The truth of our own experience is that we are all those types. At times we are openly receptive to God, at other times we make no room for the seed to germinate. There is just something in the human condition that will find a ay to screw up a good thing. That is our sinful nature. As Paul is so good at describing his own struggle between the life in the Spirit and death in sin, he is talking about the forces that animate us. And the force that animates you and me as followers of Jesus is NOT in the flesh, but in the Spirit- meaning then our life and our existence lies within the heart of God.
And so perhaps we can re-frame our place in this parable. The seed is indeed the kingdom of God. The seed is the good news of God’s dream. When it takes root it can grow and develop into something wonderful and beautiful.
And Yes, we might be the soil at times and at times I think we are all the types of soil being described. But I would like to suggest dear friends that we are the sower. We are the ones with a bag full of seeds of the kingdom throwing it out there flinging it at random not knowing or caring where they land.
For farmers this would not make any sense. Seeds are costly and valuable. Why would they sow anything in an area that they knew would have little chance of growing? Which brings me to my point about this parable not being only about the soil.
Imagine then that we are the sower. As Christians we have, as Paul says, the Spirit of Christ and carry with us all the seeds of the Spirit. The potential of all that God is and can be in this world. Wherever we are, through acts of service large and small, our job is to sow the seeds of God love into the world. We do not care where such seeds land for we do not cause the seeds to grow. We don’t know the hearts nor the soil that lies in others. It’s not up to us to decide who merits the seeds of the Spirit of God.
Seeds sown in the good soil of our hearts blossom into the fruits of the Spirit: love, joy, peace, patience, kindness, goodness, faithfulness, gentleness, and self-control. And it is these same fruits we know our desperate and broken world needs
and the very fruits we hope will grow in others.

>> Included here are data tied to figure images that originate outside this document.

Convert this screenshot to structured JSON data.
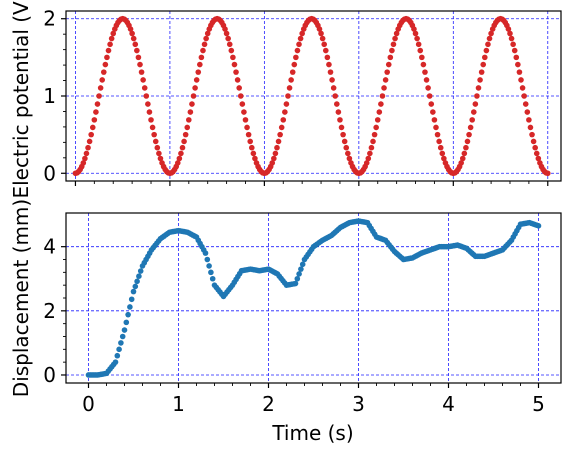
{
  "chart_data": [
    {
      "type": "scatter",
      "ylabel": "Electric potential (V)",
      "xlim": [
        -0.1,
        5.14
      ],
      "ylim": [
        -0.1,
        2.1
      ],
      "xticks": [
        0,
        1,
        2,
        3,
        4,
        5
      ],
      "yticks": [
        0,
        1,
        2
      ],
      "xtick_labels_visible": false,
      "grid": true,
      "series": [
        {
          "color": "#d62728",
          "waveform": {
            "shape": "raised-cosine",
            "amplitude_min": 0,
            "amplitude_max": 2,
            "period": 1,
            "x_start": 0,
            "x_end": 5
          }
        }
      ]
    },
    {
      "type": "scatter",
      "xlabel": "Time (s)",
      "ylabel": "Displacement (mm)",
      "xlim": [
        -0.25,
        5.25
      ],
      "ylim": [
        -0.25,
        5.05
      ],
      "xticks": [
        0,
        1,
        2,
        3,
        4,
        5
      ],
      "yticks": [
        0,
        2,
        4
      ],
      "grid": true,
      "series": [
        {
          "color": "#1f77b4",
          "x": [
            0,
            0.1,
            0.2,
            0.3,
            0.4,
            0.5,
            0.6,
            0.7,
            0.8,
            0.9,
            1.0,
            1.1,
            1.2,
            1.3,
            1.4,
            1.5,
            1.6,
            1.7,
            1.8,
            1.9,
            2.0,
            2.1,
            2.2,
            2.3,
            2.4,
            2.5,
            2.6,
            2.7,
            2.8,
            2.9,
            3.0,
            3.1,
            3.2,
            3.3,
            3.4,
            3.5,
            3.6,
            3.7,
            3.8,
            3.9,
            4.0,
            4.1,
            4.2,
            4.3,
            4.4,
            4.5,
            4.6,
            4.7,
            4.8,
            4.9,
            5.0
          ],
          "y": [
            0,
            0,
            0.05,
            0.4,
            1.4,
            2.6,
            3.4,
            3.9,
            4.25,
            4.45,
            4.5,
            4.45,
            4.3,
            3.8,
            2.8,
            2.45,
            2.8,
            3.25,
            3.3,
            3.25,
            3.3,
            3.15,
            2.8,
            2.85,
            3.6,
            4.0,
            4.2,
            4.35,
            4.6,
            4.75,
            4.8,
            4.75,
            4.3,
            4.2,
            3.85,
            3.6,
            3.65,
            3.8,
            3.9,
            4.0,
            4.0,
            4.05,
            3.95,
            3.7,
            3.7,
            3.8,
            3.9,
            4.2,
            4.7,
            4.75,
            4.65
          ]
        }
      ]
    }
  ]
}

If the seeds of God’s love flower into the fruits of the Spirit, then what do those new seeds look like? There is pollination, cross-pollination, and new growth all over the place! The cycle of sowing begins again. God’s abundant love sees to that. We go about our daily business, living in faithfulness in God’s abundance and being sowers among those we encounter. We don’t often get to see where the seeds fall, but the point is that we continue to sow. The Church’s mission and our mission is to spread the Good News to every end of the Earth. Archbishop William Temple said, “The Church is the only society that exists for the benefit of those who are not its members.” This still holds true for us today.
There are infinite ways for us to be the Church he describes: by giving a smile to someone who is feeling lonely, watching the kids so a couple can have some time to themselves, donating money to an organization that helps those who are marginalized, speaking up for a neighbor when you witness an injustice occurring, praying for those you dislike- even in how we care for one another during this time of COVID – the list can go on and on.
We are both the sowers and the soil. Without the one, the other would not make sense. When we go forth today, rejoicing in the power of the Spirit, may we sow abundantly, and may the seed that is sown in you bear the plentiful fruit of God’s love. Amen.
The Rev. Daniel L. Leatherman is priest in charge of St. Timothy's Episcopal Church.